O MoMA, por sua vez, manteve-se em silêncio sobre o aplicativo e não respondeu a um pedido de comentário. Mas o movimento está prestes a se tornar global: Lobser e Pita ouviram falar de artistas de Los Angeles, China, Alemanha e Sérvia, todos esperando usar o software de código aberto do MoMAR para realizar aquisições virtuais dos principais museus em suas próprias cidades. Enquanto isso, nos últimos meses, os entusiastas da arte em Boston usaram AR para “devolver” obras de arte roubadas a seus quadros sem a cooperação da instituição controladora e, em particular , um artista vandalizou virtualmente uma obra de arte virtual. O potencial AR tem que sacudir o mundo da arte e está lentamente tomando forma – e, neste momento, é um livre-de-lei sem lei.

Os museus há muito lidam com ampliações não autorizadas de suas exposições, como passeios extra-oficiais, mas a tecnologia abriu novas possibilidades para ativistas e entusiastas da arte ansiosos por participar na formação da experiência de museu. Em 1991, um projeto chamado “Obras-primas sem o diretor” distribuía fitas cassete nos degraus do Metropolitan Museum of Art, oferecendo um guia de áudio alternativo ao fornecido pelo próprio Met e, como um de seus criadores disse ao New York Times. “democratizando o processo de visualização.”
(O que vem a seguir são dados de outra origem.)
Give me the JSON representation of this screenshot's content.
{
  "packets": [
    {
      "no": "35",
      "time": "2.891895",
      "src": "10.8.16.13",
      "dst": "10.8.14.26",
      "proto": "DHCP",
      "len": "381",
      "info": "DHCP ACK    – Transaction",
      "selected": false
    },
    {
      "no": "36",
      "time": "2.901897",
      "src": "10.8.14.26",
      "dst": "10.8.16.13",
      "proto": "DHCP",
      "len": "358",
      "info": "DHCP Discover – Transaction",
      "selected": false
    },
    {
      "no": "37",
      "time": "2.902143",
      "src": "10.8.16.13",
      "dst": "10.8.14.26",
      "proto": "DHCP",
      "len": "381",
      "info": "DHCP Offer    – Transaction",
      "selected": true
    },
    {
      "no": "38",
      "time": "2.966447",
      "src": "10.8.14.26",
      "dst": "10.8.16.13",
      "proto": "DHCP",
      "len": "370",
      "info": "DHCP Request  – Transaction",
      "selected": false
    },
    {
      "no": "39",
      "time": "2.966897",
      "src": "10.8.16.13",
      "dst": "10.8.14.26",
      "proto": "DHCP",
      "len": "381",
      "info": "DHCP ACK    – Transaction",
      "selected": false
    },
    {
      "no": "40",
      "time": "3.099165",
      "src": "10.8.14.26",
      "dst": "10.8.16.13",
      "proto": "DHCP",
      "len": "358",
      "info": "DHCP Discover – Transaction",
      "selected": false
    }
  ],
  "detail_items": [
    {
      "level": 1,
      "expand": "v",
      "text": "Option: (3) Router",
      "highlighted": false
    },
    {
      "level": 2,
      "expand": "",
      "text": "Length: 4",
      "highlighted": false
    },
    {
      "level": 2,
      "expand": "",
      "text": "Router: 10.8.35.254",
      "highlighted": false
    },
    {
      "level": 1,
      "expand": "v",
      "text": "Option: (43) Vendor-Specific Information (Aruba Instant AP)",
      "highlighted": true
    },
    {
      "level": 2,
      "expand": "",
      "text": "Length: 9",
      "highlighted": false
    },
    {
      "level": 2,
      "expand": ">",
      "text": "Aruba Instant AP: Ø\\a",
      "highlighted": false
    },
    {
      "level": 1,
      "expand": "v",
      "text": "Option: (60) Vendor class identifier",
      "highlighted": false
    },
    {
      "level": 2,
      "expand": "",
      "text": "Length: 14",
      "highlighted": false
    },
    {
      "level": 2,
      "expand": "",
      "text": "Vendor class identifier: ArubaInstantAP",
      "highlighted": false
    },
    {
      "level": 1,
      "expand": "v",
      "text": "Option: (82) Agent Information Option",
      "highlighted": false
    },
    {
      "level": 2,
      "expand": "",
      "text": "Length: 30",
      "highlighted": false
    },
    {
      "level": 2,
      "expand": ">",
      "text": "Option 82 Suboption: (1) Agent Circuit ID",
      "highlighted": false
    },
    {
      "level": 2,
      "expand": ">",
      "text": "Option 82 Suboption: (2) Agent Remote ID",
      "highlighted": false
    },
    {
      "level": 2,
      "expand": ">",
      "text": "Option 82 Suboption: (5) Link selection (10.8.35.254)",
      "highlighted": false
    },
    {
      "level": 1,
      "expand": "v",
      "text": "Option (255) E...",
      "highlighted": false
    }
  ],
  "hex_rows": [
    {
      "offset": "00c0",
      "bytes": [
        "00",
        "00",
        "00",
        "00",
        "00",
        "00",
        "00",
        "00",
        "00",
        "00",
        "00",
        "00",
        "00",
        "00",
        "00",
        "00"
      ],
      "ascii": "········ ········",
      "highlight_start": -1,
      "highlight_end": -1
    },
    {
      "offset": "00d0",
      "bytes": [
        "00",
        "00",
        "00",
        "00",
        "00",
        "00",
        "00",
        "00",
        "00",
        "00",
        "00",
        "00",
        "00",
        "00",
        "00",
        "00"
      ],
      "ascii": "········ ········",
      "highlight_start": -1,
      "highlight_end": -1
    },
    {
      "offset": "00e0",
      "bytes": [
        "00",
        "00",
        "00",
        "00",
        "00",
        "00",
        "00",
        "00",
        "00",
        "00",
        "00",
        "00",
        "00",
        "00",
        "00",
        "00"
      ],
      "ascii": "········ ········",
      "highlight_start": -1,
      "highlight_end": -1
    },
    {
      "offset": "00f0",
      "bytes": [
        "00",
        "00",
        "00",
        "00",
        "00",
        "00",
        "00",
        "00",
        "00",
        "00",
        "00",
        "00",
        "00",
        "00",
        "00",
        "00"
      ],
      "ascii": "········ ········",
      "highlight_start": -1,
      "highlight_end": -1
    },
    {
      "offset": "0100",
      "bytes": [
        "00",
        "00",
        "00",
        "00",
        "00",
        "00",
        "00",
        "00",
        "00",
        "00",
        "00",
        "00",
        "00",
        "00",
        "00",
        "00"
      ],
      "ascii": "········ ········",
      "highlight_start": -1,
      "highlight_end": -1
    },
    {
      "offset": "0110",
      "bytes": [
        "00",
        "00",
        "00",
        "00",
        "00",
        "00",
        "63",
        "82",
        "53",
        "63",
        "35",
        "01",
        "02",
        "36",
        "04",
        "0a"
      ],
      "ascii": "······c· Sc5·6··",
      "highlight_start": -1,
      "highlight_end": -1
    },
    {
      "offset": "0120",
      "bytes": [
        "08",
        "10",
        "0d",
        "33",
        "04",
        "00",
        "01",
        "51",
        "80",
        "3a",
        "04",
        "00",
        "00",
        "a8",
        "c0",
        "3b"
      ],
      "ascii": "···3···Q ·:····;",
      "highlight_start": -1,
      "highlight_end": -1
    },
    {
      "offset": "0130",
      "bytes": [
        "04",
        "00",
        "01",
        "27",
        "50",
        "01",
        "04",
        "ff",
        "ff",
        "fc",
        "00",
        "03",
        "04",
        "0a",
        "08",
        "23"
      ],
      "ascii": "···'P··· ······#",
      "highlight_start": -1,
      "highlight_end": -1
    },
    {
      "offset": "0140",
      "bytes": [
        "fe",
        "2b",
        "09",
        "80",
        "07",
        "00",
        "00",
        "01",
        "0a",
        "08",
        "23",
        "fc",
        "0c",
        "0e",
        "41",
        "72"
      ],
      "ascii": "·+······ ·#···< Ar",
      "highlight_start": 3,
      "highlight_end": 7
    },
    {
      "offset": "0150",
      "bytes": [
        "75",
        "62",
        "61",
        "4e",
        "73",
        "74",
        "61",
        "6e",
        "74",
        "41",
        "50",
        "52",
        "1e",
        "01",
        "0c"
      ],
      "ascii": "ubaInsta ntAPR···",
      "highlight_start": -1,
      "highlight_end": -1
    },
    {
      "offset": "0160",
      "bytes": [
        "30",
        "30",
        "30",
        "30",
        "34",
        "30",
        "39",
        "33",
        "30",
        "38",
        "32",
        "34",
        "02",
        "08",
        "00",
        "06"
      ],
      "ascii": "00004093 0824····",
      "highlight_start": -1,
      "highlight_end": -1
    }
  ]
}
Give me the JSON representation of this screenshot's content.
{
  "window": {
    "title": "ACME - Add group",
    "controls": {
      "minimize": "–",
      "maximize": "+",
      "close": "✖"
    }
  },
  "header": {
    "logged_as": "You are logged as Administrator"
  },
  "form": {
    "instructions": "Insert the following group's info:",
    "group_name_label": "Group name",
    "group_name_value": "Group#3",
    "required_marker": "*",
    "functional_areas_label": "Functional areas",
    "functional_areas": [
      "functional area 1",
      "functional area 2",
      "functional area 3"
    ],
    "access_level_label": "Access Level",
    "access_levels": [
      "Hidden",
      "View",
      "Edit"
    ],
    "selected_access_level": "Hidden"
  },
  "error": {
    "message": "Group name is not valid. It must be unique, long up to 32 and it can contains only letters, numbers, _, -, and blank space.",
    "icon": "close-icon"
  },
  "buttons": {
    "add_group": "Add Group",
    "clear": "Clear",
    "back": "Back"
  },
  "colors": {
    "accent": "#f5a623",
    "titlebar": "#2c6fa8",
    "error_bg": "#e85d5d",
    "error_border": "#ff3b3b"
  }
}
Mesmo o MoMA em si não é estranho para intrusos do AR: Em 2010, os artistas Sander Veenhof e Mark Skwarek assumiram vários andares do museu, espalhando trabalhos virtuais em todas as suas várias galerias e convidando os visitantes a localizá-los através de seus smartphones então desajeitados. Mas com ferramentas como o kit AR da Apple e o ARCore, do Google, ficou mais fácil do que nunca para os desenvolvedores criarem e distribuírem aplicativos AR, e essa nova acessibilidade está levantando uma série de novas questões para o mundo da arte. Quem possui o espaço virtual, e que recurso tem um museu se um partido externo “ultrapassa” seu espaço virtual? Além disso, é mesmo no melhor interesse de um museu retaliar contra aumentos virtuais não autorizados – ou deveriam ser adotados como uma nova ferramenta, se não solicitada, para o engajamento do visitante?